Over the years, there have been different methods for predicting the runs scored by a team in a cricket match, with projected scores being displayed at various stages of the game. The newest addition to this is the WASP (Winning And Score Prediction), which was developed by two Kiwis Seamus Hogan and Scott Brooker.

The models are based on a database of all non-shortened One-day internationals and 20-20 games played between top-eight countries since late 2006 (slightly further back for 20-20 games). The first-innings model estimates the additional runs likely to be scored as a function of the number of balls and wickets remaining. The second innings model estimates the probability of winning as a function of balls and wickets remaining, runs scored to date, and the target score.

The estimates are said to be obtained using a dynamic programme rather than just curve fitting to the data. To illustrate, to calculate the expected additional runs when a given number of balls and wickets remain in the first innings, we could just average the additional runs scored in all matches when that situation arose. This would work fine for situations that have occurred a lot such as 1 wicket down after 10 overs or 5 wickets down after 40 overs, etc., but for rare situations like 5 wickets down after 10 overs or 1 wicket down after 40, it would be problematic, partly because of a lack of precision when sample sizes are small but more importantly because those rare situations will be overpopulated with games where there was a mismatch in skills between the two teams.

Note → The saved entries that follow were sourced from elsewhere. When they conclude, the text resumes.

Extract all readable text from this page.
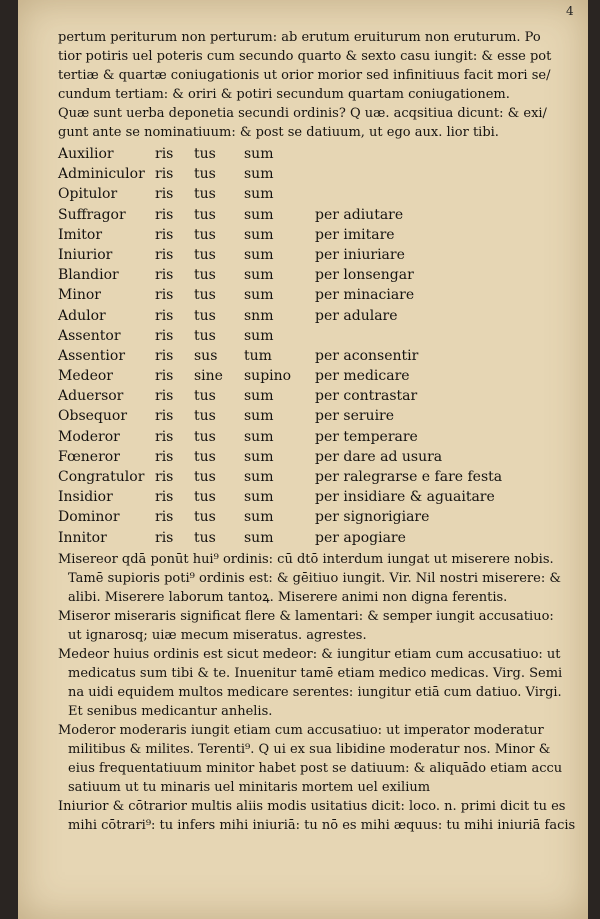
4
pertum periturum non perturum: ab erutum eruiturum non eruturum. Po
tior potiris uel poteris cum secundo quarto & sexto casu iungit: & esse pot
tertiæ & quartæ coniugationis ut orior morior sed infinitiuus facit mori se/
cundum tertiam: & oriri & potiri secundum quartam coniugationem.
Quæ sunt uerba deponetia secundi ordinis? Q uæ. acqsitiua dicunt: & exi/
gunt ante se nominatiuum: & post se datiuum, ut ego aux. lior tibi.
Auxilior	ris tus sum
Adminiculor ris tus sum
Opitulor	ris tus sum
Suffragor ris tus sum	per adiutare
Imitor	ris tus sum	per imitare
Iniurior	ris tus sum	per iniuriare
Blandior	ris tus sum	per lonsengar
Minor	ris tus sum	per minaciare
Adulor	ris tus snm	per adulare
Assentor ris tus sum
Assentior ris sus tum	per aconsentir
Medeor	ris sine supino per medicare
Aduersor ris tus sum	per contrastar
Obsequor ris tus sum	per seruire
Moderor	ris tus sum	per temperare
Fœneror	ris tus sum	per dare ad usura
Congratulor ris tus sum	per ralegrarse e fare festa
Insidior	ris tus sum	per insidiare & aguaitare
Dominor	ris tus sum	per signorigiare
Innitor	ris tus sum	per apogiare
Misereor qdā ponūt hui⁹ ordinis: cū dtō interdum iungat ut miserere nobis.
Tamē supioris poti⁹ ordinis est: & gēitiuo iungit. Vir. Nil nostri miserere: &
alibi. Miserere laborum tantoꝝ. Miserere animi non digna ferentis.
Miseror miseraris significat flere & lamentari: & semper iungit accusatiuo:
ut ignarosq; uiæ mecum miseratus. agrestes.
Medeor huius ordinis est sicut medeor: & iungitur etiam cum accusatiuo: ut
medicatus sum tibi & te. Inuenitur tamē etiam medico medicas. Virg. Semi
na uidi equidem multos medicare serentes: iungitur etiā cum datiuo. Virgi.
Et senibus medicantur anhelis.
Moderor moderaris iungit etiam cum accusatiuo: ut imperator moderatur
militibus & milites. Terenti⁹. Q ui ex sua libidine moderatur nos. Minor &
eius frequentatiuum minitor habet post se datiuum: & aliquādo etiam accu
satiuum ut tu minaris uel minitaris mortem uel exilium
Iniurior & cōtrarior multis aliis modis usitatius dicit: loco. n. primi dicit tu es
mihi cōtrari⁹: tu infers mihi iniuriā: tu nō es mihi æquus: tu mihi iniuriā facis
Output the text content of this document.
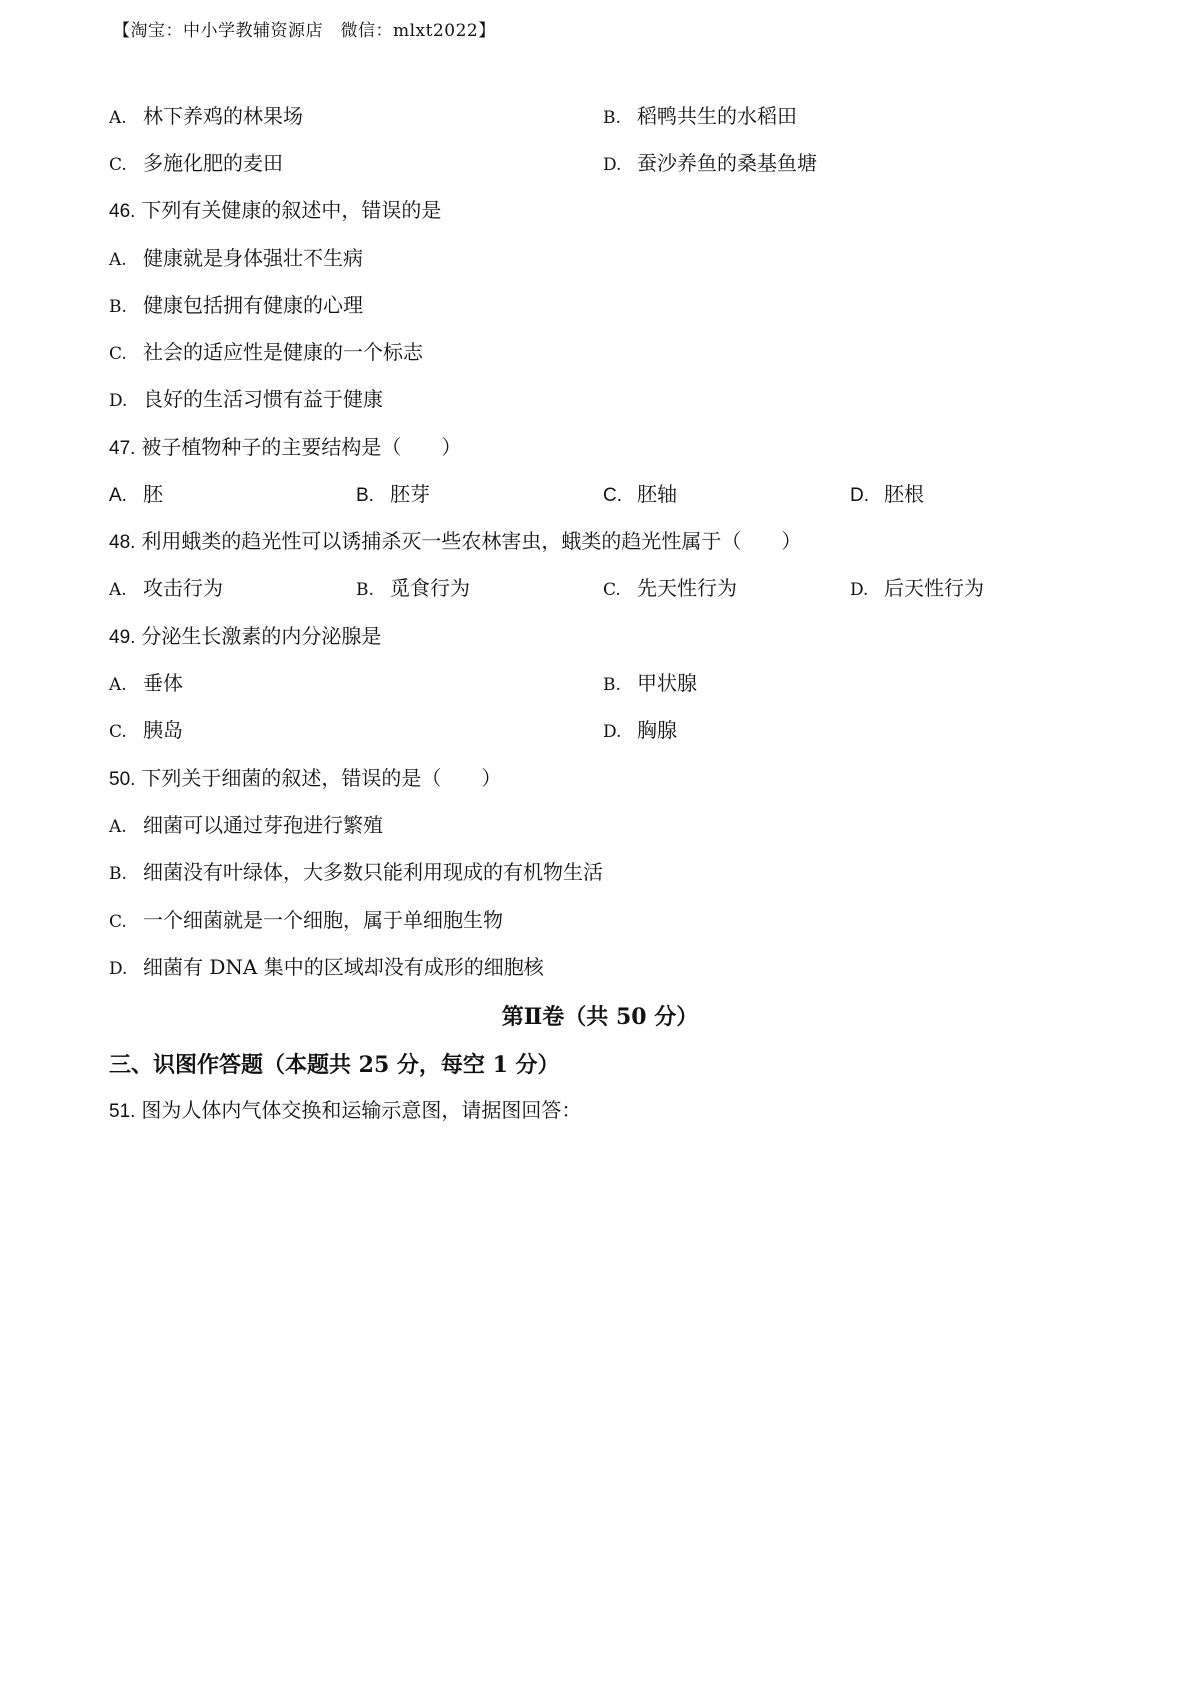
【淘宝：中小学教辅资源店　微信：mlxt2022】
A. 林下养鸡的林果场	B. 稻鸭共生的水稻田
C. 多施化肥的麦田	D. 蚕沙养鱼的桑基鱼塘
46. 下列有关健康的叙述中，错误的是
A. 健康就是身体强壮不生病
B. 健康包括拥有健康的心理
C. 社会的适应性是健康的一个标志
D. 良好的生活习惯有益于健康
47. 被子植物种子的主要结构是（　　）
A. 胚	B. 胚芽	C. 胚轴	D. 胚根
48. 利用蛾类的趋光性可以诱捕杀灭一些农林害虫，蛾类的趋光性属于（　　）
A. 攻击行为	B. 觅食行为	C. 先天性行为	D. 后天性行为
49. 分泌生长激素的内分泌腺是
A. 垂体	B. 甲状腺
C. 胰岛	D. 胸腺
50. 下列关于细菌的叙述，错误的是（　　）
A. 细菌可以通过芽孢进行繁殖
B. 细菌没有叶绿体，大多数只能利用现成的有机物生活
C. 一个细菌就是一个细胞，属于单细胞生物
D. 细菌有 DNA 集中的区域却没有成形的细胞核
第Ⅱ卷（共 50 分）
三、识图作答题（本题共 25 分，每空 1 分）
51. 图为人体内气体交换和运输示意图，请据图回答：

Instead, what we do is estimate the expected runs and the probability of a wicket falling on the next ball only. Let V(b,w) be the expected additional runs for the rest of the innings when b (legitimate) balls have been bowled and w wickets have been lost, and let r(b,w) and p(b,w) be the estimated expected runs and the probability of a wicket on the next ball in that situation respectively. We can then write,

V(b,w) =r(b,w) +p(b,w) V(b+1,w+1) +(1-p(b,w)))V(b+1,w)

Since V(b*,w)=0, where b* equals the maximum number of legitimate deliveries allowed in the innings (300 in a 50 over game), we can solve the model backwards. This means that the estimates for V(b,w) in rare situations depends only slightly on the estimated runs and probability of a wicket on that ball, and mostly on the values of V(b+1,w) and V(b+1,w+1), which will be mostly determined by thick data points. The second innings model is a bit more complicated, but it uses essentially the same logic.

The WASP developers claim that the WASP is different from other forecasts and projections in a way that the predictions are not forecasts that could be used to set TAB betting odds. Rather they are estimates about how well an average batting team would do against an average bowling team in the conditions under which the game is being played. That is, the “predictions” are more a measure of how well the teams have done to that point, rather than forecasts of how well they will do from that point on.